Product led content done right has the following capabilities:

  • It’s tied to the product. The topic is closely aligned with a feature or problem your product solves, so mentioning it feels seamless rather than forced. By the time a reader finishes the article, they’ve learned something valuable and seen how the product fits into the solution. Even if they don’t sign up immediately, they leave with a positive impression. Fly.io does this brilliantly—every blog post is an engaging, technical deep dive that subtly integrates their platform without feeling like a pitch.
  • It’s value-driven. The content delivers insights, workflows, or technical knowledge that the audience can apply, whether or not they use the product. Developers, for example, are naturally skeptical of marketing fluff but love deep technical content. Show them how you solved a hard problem. Share your mistakes, your trade-offs, and what you learned. Teach them something they can take away, independent of your product. That’s what earns trust.
  • It’s behind-the-scenes and personal. People love to peek behind the curtain. Share how your team tackled a complex problem, the internal debates that happened along the way, and the trade-offs you made. The best way to structure this is with “How We Built It” stories that walk through real engineering challenges and decisions. Even announcement blog posts can follow this structure, making them engaging rather than self-promotional.
  • It’s collaborative. The best product-led content doesn’t come from marketing alone. It comes from working closely with engineers, designers, and product teams who actually build and use the product every day. Without this collaboration, marketing risks producing shallow content, while engineering risks building features that never get talked about. A regular content brainstorming session with product and engineering ensures that what gets written is both technically accurate and deeply useful.
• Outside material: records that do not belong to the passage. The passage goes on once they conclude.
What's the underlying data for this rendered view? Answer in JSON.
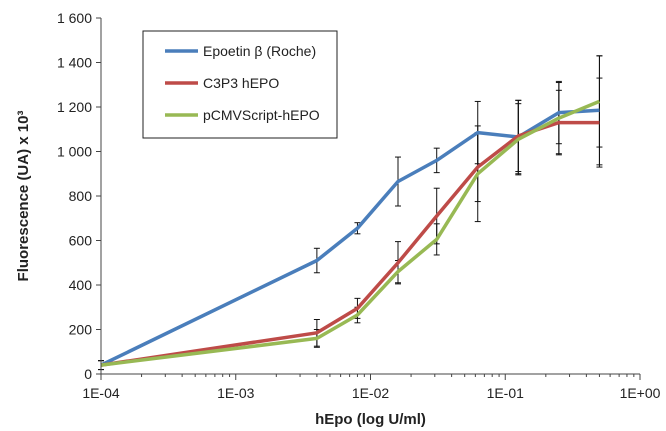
{
  "chart_data": {
    "type": "line",
    "xscale": "log",
    "xlabel": "hEpo (log U/ml)",
    "ylabel": "Fluorescence (UA) x 10³",
    "xlim": [
      0.0001,
      1
    ],
    "ylim": [
      0,
      1600
    ],
    "x_tick_values": [
      0.0001,
      0.001,
      0.01,
      0.1,
      1
    ],
    "x_tick_labels": [
      "1E-04",
      "1E-03",
      "1E-02",
      "1E-01",
      "1E+00"
    ],
    "y_tick_values": [
      0,
      200,
      400,
      600,
      800,
      1000,
      1200,
      1400,
      1600
    ],
    "y_tick_labels": [
      "0",
      "200",
      "400",
      "600",
      "800",
      "1 000",
      "1 200",
      "1 400",
      "1 600"
    ],
    "grid": false,
    "legend_position": "top-left",
    "x": [
      0.0001,
      0.004,
      0.008,
      0.016,
      0.031,
      0.0625,
      0.125,
      0.25,
      0.5
    ],
    "series": [
      {
        "name": "Epoetin β (Roche)",
        "color": "#4a7ebb",
        "values": [
          40,
          510,
          655,
          865,
          960,
          1085,
          1065,
          1175,
          1185
        ],
        "errors": [
          20,
          55,
          25,
          110,
          55,
          140,
          165,
          140,
          245
        ]
      },
      {
        "name": "C3P3 hEPO",
        "color": "#be4b48",
        "values": [
          40,
          185,
          295,
          500,
          710,
          930,
          1070,
          1130,
          1130
        ],
        "errors": [
          20,
          60,
          45,
          95,
          125,
          155,
          160,
          145,
          200
        ]
      },
      {
        "name": "pCMVScript-hEPO",
        "color": "#98b954",
        "values": [
          40,
          160,
          265,
          460,
          605,
          900,
          1055,
          1150,
          1225
        ],
        "errors": [
          20,
          40,
          35,
          50,
          70,
          215,
          160,
          160,
          205
        ]
      }
    ]
  }
}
At work, we evaluate our content ideas through the simple grading system below to make sure we’re prioritizing the right kinds of stories:

  • 0: There’s no natural way to mention the product without forcing it.
  • 1: The product is relevant but not essential to the narrative.
  • 2: The product is useful and integrated but not the only solution.
  • 3: The entire post hinges on the product—it’s central to the story.

If search-driven traffic is shrinking, the answer isn’t to panic. The answer is to double down on content that drives real conversations.
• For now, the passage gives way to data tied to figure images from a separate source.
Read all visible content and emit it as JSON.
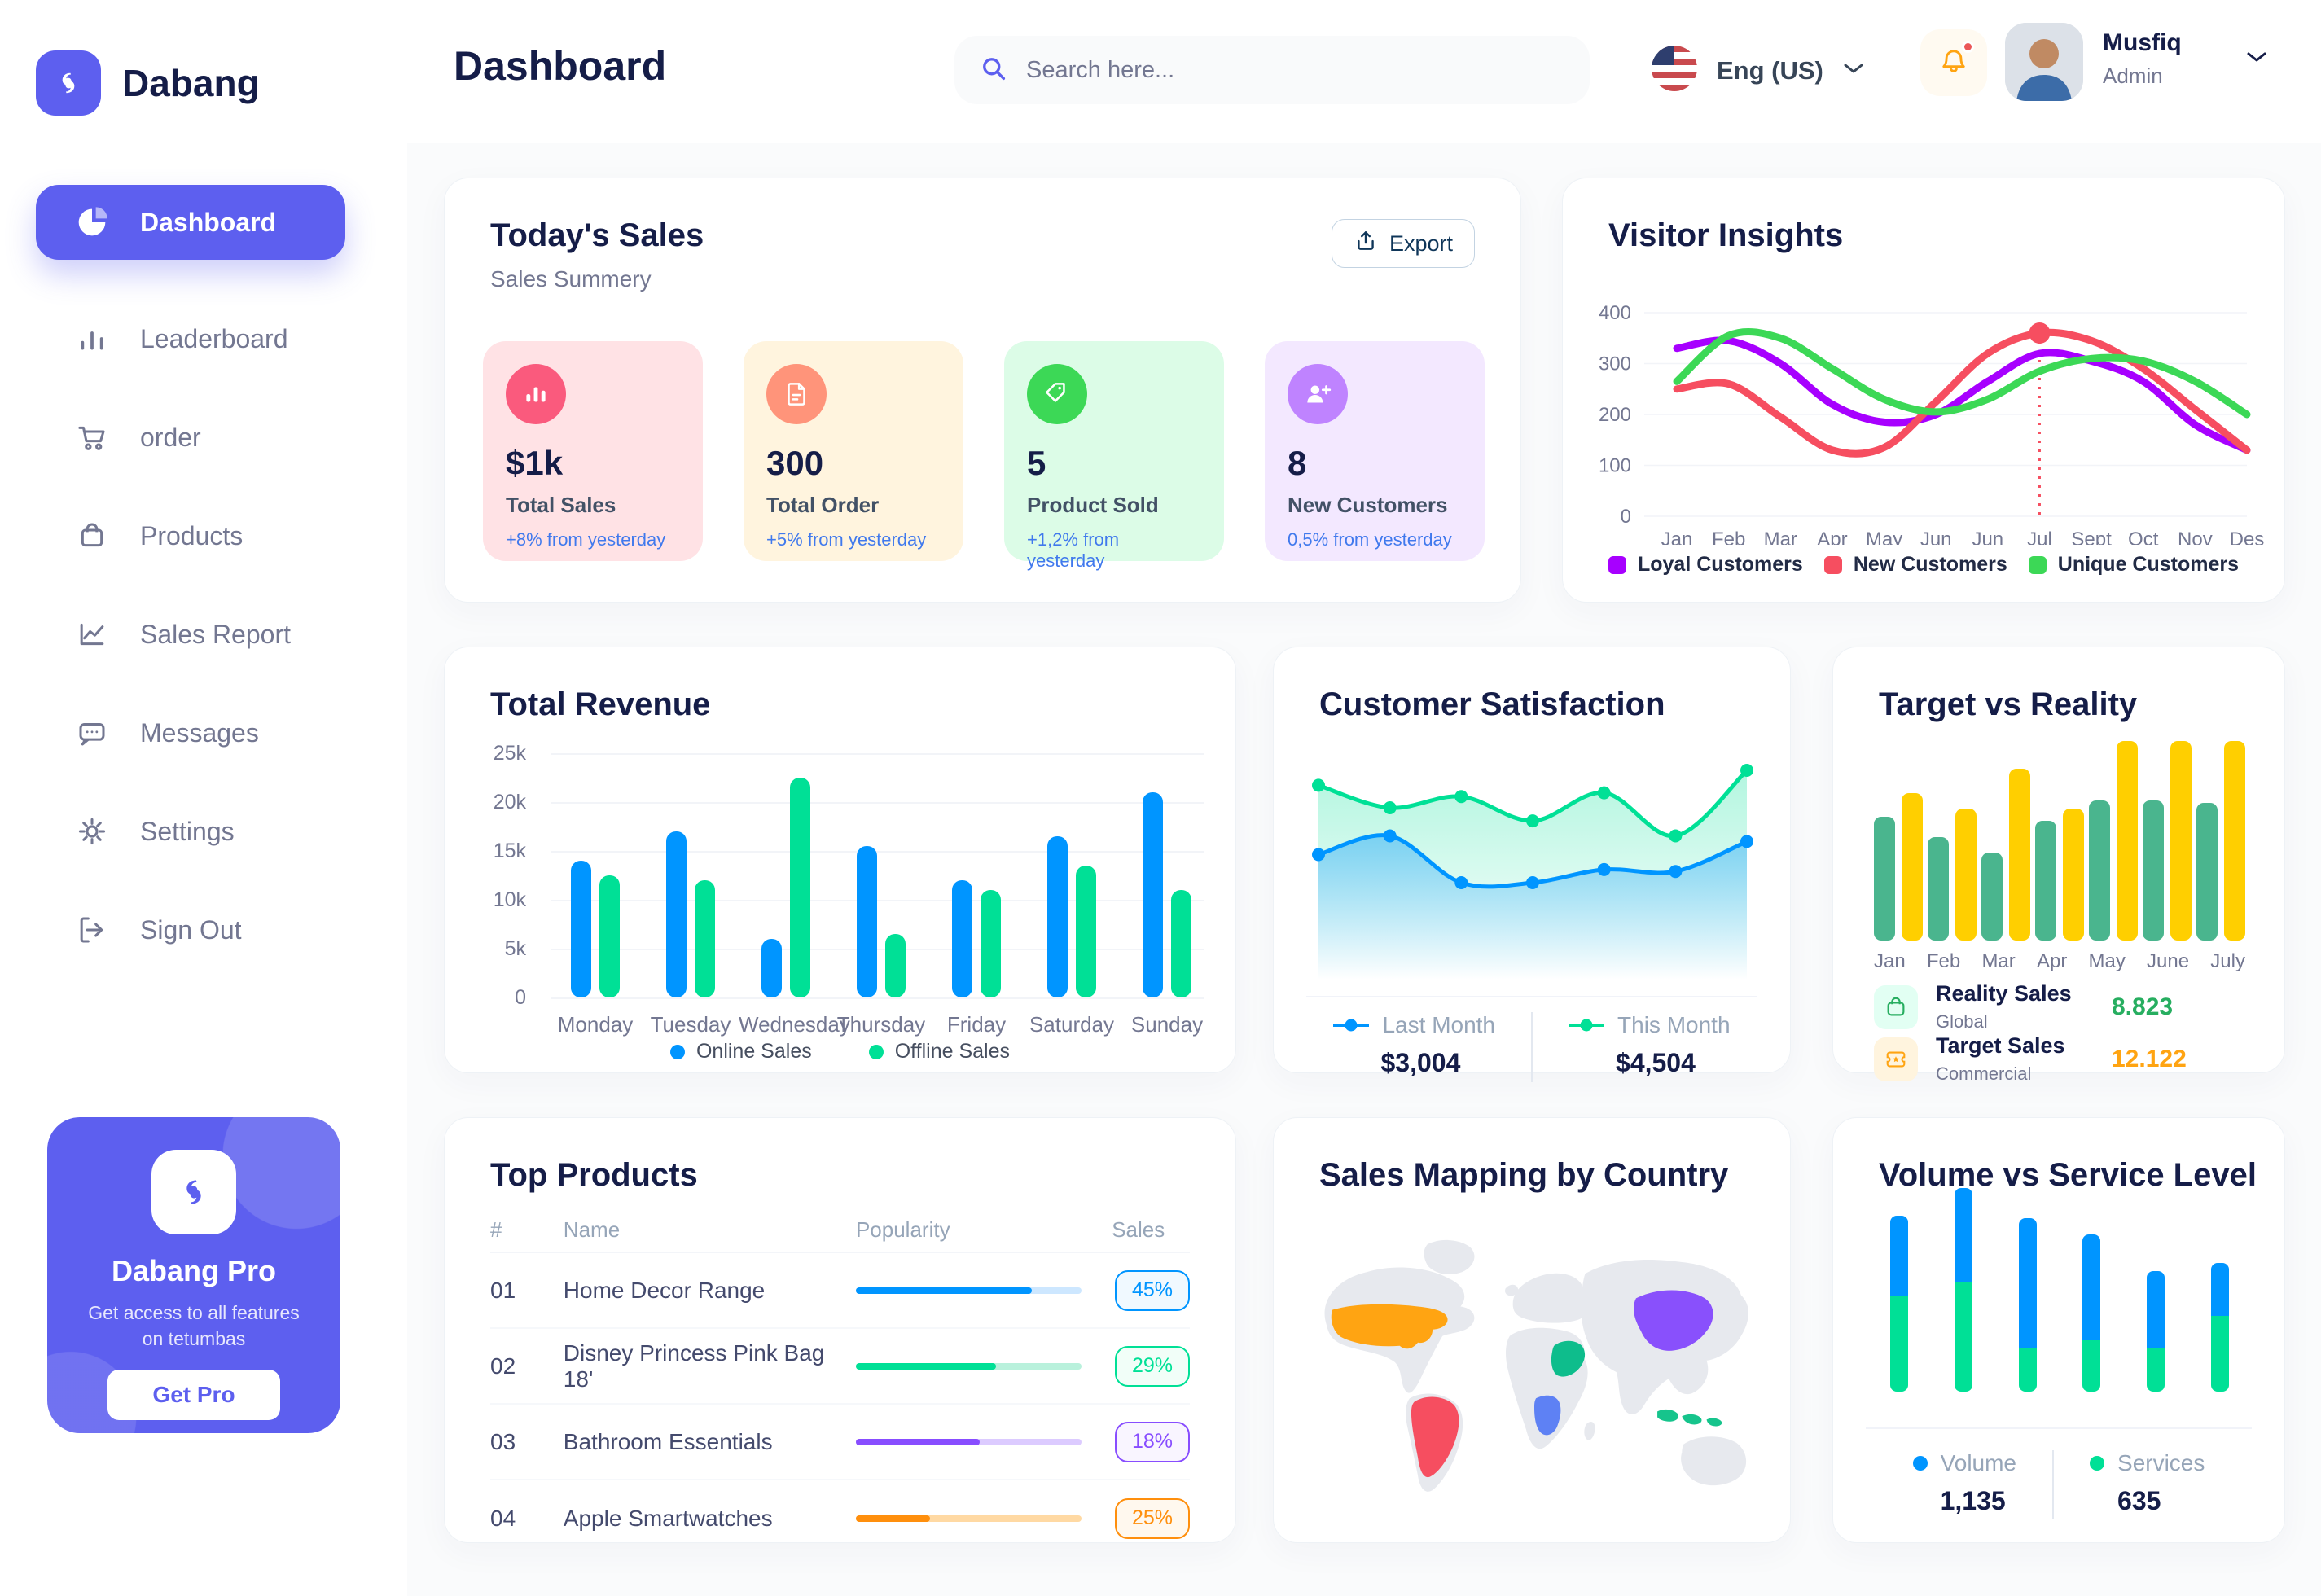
{
  "app": {
    "brand": "Dabang",
    "page_title": "Dashboard",
    "accent_color": "#5D5FEF"
  },
  "header": {
    "search": {
      "placeholder": "Search here..."
    },
    "language": {
      "label": "Eng (US)"
    },
    "notification": {
      "has_unread": true
    },
    "user": {
      "name": "Musfiq",
      "role": "Admin"
    }
  },
  "sidebar": {
    "items": [
      {
        "label": "Dashboard",
        "icon": "pie-chart-icon",
        "active": true
      },
      {
        "label": "Leaderboard",
        "icon": "bar-chart-icon",
        "active": false
      },
      {
        "label": "order",
        "icon": "cart-icon",
        "active": false
      },
      {
        "label": "Products",
        "icon": "bag-icon",
        "active": false
      },
      {
        "label": "Sales Report",
        "icon": "line-chart-icon",
        "active": false
      },
      {
        "label": "Messages",
        "icon": "message-icon",
        "active": false
      },
      {
        "label": "Settings",
        "icon": "gear-icon",
        "active": false
      },
      {
        "label": "Sign Out",
        "icon": "sign-out-icon",
        "active": false
      }
    ],
    "pro_card": {
      "title": "Dabang Pro",
      "description": "Get access to all features on tetumbas",
      "button": "Get Pro"
    }
  },
  "today_sales": {
    "title": "Today's Sales",
    "subtitle": "Sales Summery",
    "export_label": "Export",
    "cards": [
      {
        "value": "$1k",
        "label": "Total Sales",
        "delta": "+8% from yesterday",
        "bg": "#FFE2E5",
        "icon_bg": "#FA5A7D",
        "icon": "chart-icon"
      },
      {
        "value": "300",
        "label": "Total Order",
        "delta": "+5% from yesterday",
        "bg": "#FFF4DE",
        "icon_bg": "#FF947A",
        "icon": "file-icon"
      },
      {
        "value": "5",
        "label": "Product Sold",
        "delta": "+1,2% from yesterday",
        "bg": "#DCFCE7",
        "icon_bg": "#3CD856",
        "icon": "tag-icon"
      },
      {
        "value": "8",
        "label": "New Customers",
        "delta": "0,5% from yesterday",
        "bg": "#F3E8FF",
        "icon_bg": "#BF83FF",
        "icon": "user-plus-icon"
      }
    ]
  },
  "visitor_insights": {
    "title": "Visitor Insights",
    "chart_data": {
      "type": "line",
      "x": [
        "Jan",
        "Feb",
        "Mar",
        "Apr",
        "May",
        "Jun",
        "Jun",
        "Jul",
        "Sept",
        "Oct",
        "Nov",
        "Des"
      ],
      "ylim": [
        0,
        400
      ],
      "yticks": [
        0,
        100,
        200,
        300,
        400
      ],
      "series": [
        {
          "name": "Loyal Customers",
          "color": "#A700FF",
          "values": [
            330,
            345,
            300,
            220,
            185,
            200,
            265,
            320,
            305,
            265,
            180,
            130
          ]
        },
        {
          "name": "New Customers",
          "color": "#F64E60",
          "values": [
            250,
            260,
            195,
            130,
            135,
            225,
            320,
            360,
            345,
            290,
            210,
            130
          ]
        },
        {
          "name": "Unique Customers",
          "color": "#3CD856",
          "values": [
            265,
            355,
            350,
            290,
            230,
            205,
            230,
            285,
            310,
            305,
            265,
            200
          ]
        }
      ],
      "marker": {
        "series": "New Customers",
        "x_index": 7,
        "value": 360
      }
    }
  },
  "total_revenue": {
    "title": "Total Revenue",
    "chart_data": {
      "type": "bar",
      "categories": [
        "Monday",
        "Tuesday",
        "Wednesday",
        "Thursday",
        "Friday",
        "Saturday",
        "Sunday"
      ],
      "ylim": [
        0,
        25000
      ],
      "ytick_labels": [
        "0",
        "5k",
        "10k",
        "15k",
        "20k",
        "25k"
      ],
      "series": [
        {
          "name": "Online Sales",
          "color": "#0095FF",
          "values": [
            14000,
            17000,
            6000,
            15500,
            12000,
            16500,
            21000
          ]
        },
        {
          "name": "Offline Sales",
          "color": "#00E096",
          "values": [
            12500,
            12000,
            22500,
            6500,
            11000,
            13500,
            11000
          ]
        }
      ]
    }
  },
  "customer_satisfaction": {
    "title": "Customer Satisfaction",
    "chart_data": {
      "type": "area",
      "series": [
        {
          "name": "Last Month",
          "color": "#0095FF",
          "total": "$3,004",
          "values": [
            45,
            55,
            30,
            30,
            37,
            36,
            52
          ]
        },
        {
          "name": "This Month",
          "color": "#00E096",
          "total": "$4,504",
          "values": [
            82,
            70,
            76,
            63,
            78,
            55,
            90
          ]
        }
      ]
    }
  },
  "target_vs_reality": {
    "title": "Target vs Reality",
    "chart_data": {
      "type": "bar",
      "categories": [
        "Jan",
        "Feb",
        "Mar",
        "Apr",
        "May",
        "June",
        "July"
      ],
      "series": [
        {
          "name": "Reality Sales",
          "color": "#4AB58E",
          "values": [
            62,
            52,
            44,
            60,
            70,
            70,
            69
          ]
        },
        {
          "name": "Target Sales",
          "color": "#FFCF00",
          "values": [
            74,
            66,
            86,
            66,
            100,
            100,
            100
          ]
        }
      ]
    },
    "legend": [
      {
        "title": "Reality Sales",
        "subtitle": "Global",
        "value": "8.823",
        "value_color": "#27AE60",
        "tile_bg": "#E2FFF3",
        "icon": "shopping-bag-icon"
      },
      {
        "title": "Target Sales",
        "subtitle": "Commercial",
        "value": "12.122",
        "value_color": "#FFA412",
        "tile_bg": "#FFF4DE",
        "icon": "ticket-icon"
      }
    ]
  },
  "top_products": {
    "title": "Top Products",
    "columns": [
      "#",
      "Name",
      "Popularity",
      "Sales"
    ],
    "rows": [
      {
        "num": "01",
        "name": "Home Decor Range",
        "popularity_pct": 78,
        "sales": "45%",
        "color": "#0095FF",
        "track": "#CDE7FF",
        "badge_bg": "#F0F9FF"
      },
      {
        "num": "02",
        "name": "Disney Princess Pink Bag 18'",
        "popularity_pct": 62,
        "sales": "29%",
        "color": "#00E096",
        "track": "#B9F1DC",
        "badge_bg": "#F1FEF8"
      },
      {
        "num": "03",
        "name": "Bathroom Essentials",
        "popularity_pct": 55,
        "sales": "18%",
        "color": "#884DFF",
        "track": "#DCCBFF",
        "badge_bg": "#F9F5FF"
      },
      {
        "num": "04",
        "name": "Apple Smartwatches",
        "popularity_pct": 33,
        "sales": "25%",
        "color": "#FF8F0D",
        "track": "#FFD9A3",
        "badge_bg": "#FFF8EE"
      }
    ]
  },
  "sales_mapping": {
    "title": "Sales Mapping by Country",
    "land_color": "#E7E9EE",
    "countries": [
      {
        "id": "usa",
        "name": "United States",
        "color": "#FFA412"
      },
      {
        "id": "brazil",
        "name": "Brazil",
        "color": "#F64E60"
      },
      {
        "id": "saudi",
        "name": "Saudi Arabia",
        "color": "#0EBD8C"
      },
      {
        "id": "congo",
        "name": "DR Congo",
        "color": "#5E81F4"
      },
      {
        "id": "china",
        "name": "China",
        "color": "#8950FC"
      },
      {
        "id": "indonesia",
        "name": "Indonesia",
        "color": "#16C48C"
      }
    ]
  },
  "volume_service": {
    "title": "Volume vs Service Level",
    "chart_data": {
      "type": "stacked-bar",
      "series": [
        {
          "name": "Volume",
          "color": "#0095FF",
          "total": "1,135",
          "values": [
            39,
            46,
            64,
            52,
            38,
            26
          ]
        },
        {
          "name": "Services",
          "color": "#00E096",
          "total": "635",
          "values": [
            47,
            54,
            21,
            25,
            21,
            37
          ]
        }
      ]
    }
  }
}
Final thoughts and more pondering

Now that I’ve said we should focus on creating content that get people taking, maybe we should all also be thinking of retaining those engagements. How do we keep those conversations happening within our own ecosystem?

A few things have been on my mind:

Should we bring back comment sections on blogs?
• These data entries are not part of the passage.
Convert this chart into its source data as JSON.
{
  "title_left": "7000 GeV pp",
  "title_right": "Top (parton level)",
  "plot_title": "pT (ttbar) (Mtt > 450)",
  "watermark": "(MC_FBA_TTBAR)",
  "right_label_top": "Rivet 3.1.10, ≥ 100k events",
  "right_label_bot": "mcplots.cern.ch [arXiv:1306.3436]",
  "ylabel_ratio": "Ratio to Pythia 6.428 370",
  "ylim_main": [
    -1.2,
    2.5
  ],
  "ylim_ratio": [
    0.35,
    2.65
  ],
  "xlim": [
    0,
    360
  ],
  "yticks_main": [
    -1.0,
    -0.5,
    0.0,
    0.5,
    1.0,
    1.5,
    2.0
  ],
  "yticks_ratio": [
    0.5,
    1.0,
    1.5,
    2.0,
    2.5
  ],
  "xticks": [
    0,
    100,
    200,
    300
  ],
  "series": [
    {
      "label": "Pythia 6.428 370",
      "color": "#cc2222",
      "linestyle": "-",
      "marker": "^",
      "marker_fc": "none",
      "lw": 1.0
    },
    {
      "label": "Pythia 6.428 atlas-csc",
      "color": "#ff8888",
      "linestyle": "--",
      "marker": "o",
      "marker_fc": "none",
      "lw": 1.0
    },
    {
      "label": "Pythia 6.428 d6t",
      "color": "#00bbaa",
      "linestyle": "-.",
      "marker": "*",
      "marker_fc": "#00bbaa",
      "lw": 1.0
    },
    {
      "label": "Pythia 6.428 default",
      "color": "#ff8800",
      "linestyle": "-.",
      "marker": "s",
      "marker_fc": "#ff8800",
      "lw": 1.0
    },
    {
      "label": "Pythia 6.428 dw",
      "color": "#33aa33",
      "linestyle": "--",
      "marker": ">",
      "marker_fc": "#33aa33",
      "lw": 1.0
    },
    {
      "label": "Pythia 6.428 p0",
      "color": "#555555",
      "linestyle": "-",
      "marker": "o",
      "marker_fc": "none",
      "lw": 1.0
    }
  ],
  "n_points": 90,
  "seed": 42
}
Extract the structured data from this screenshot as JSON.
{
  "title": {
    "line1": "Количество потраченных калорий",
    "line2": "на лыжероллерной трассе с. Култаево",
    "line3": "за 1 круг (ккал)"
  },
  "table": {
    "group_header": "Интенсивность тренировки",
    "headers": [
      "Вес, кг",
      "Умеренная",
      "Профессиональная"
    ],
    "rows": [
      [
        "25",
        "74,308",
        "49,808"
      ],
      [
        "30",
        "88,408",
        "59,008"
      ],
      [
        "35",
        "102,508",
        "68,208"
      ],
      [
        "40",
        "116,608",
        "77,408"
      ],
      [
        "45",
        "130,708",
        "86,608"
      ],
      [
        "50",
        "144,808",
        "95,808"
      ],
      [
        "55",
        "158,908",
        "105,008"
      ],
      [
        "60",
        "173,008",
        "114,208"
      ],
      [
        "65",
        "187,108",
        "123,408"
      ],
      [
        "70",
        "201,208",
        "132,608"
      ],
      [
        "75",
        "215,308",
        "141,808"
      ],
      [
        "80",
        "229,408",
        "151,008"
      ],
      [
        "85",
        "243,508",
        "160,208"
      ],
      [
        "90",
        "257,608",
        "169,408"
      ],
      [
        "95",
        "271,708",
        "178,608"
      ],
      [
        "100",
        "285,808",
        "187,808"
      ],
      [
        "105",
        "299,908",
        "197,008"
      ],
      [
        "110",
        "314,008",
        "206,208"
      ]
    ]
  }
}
At some point, most companies decided that managing blog comments wasn’t worth it. Spam, moderation, and low engagement led to a gradual shift away from them. But should we rethink that? In the past, comment sections didn’t just encourage discussion—they kept readers coming back.

People who left comments often returned to check replies, fostering deeper conversations within the company’s platform. Today, those discussions have moved to Hacker News, Reddit, and X. But what if we could reclaim some of that engagement? What if companies focused on building relationships inside their own ecosystem instead of relying entirely on external platforms?

Should companies create AI-powered search agents trained on their own content?

As AI-driven search habits become more common, it may be time for companies to take control of that experience. Instead of waiting for Perplexity or ChatGPT to surface their content, companies could train AI chatbots on their documentation, blog posts, and knowledge base. Users could query these AI agents for installation guides, troubleshooting steps, or best practices and get direct, authoritative answers from the source. This would not only improve user experience but also align with how people now expect to consume information by getting a single, definitive answer instead of sifting through multiple sources.

I don’t have all the answers, but I’d love to hear your thoughts about everything I’ve written.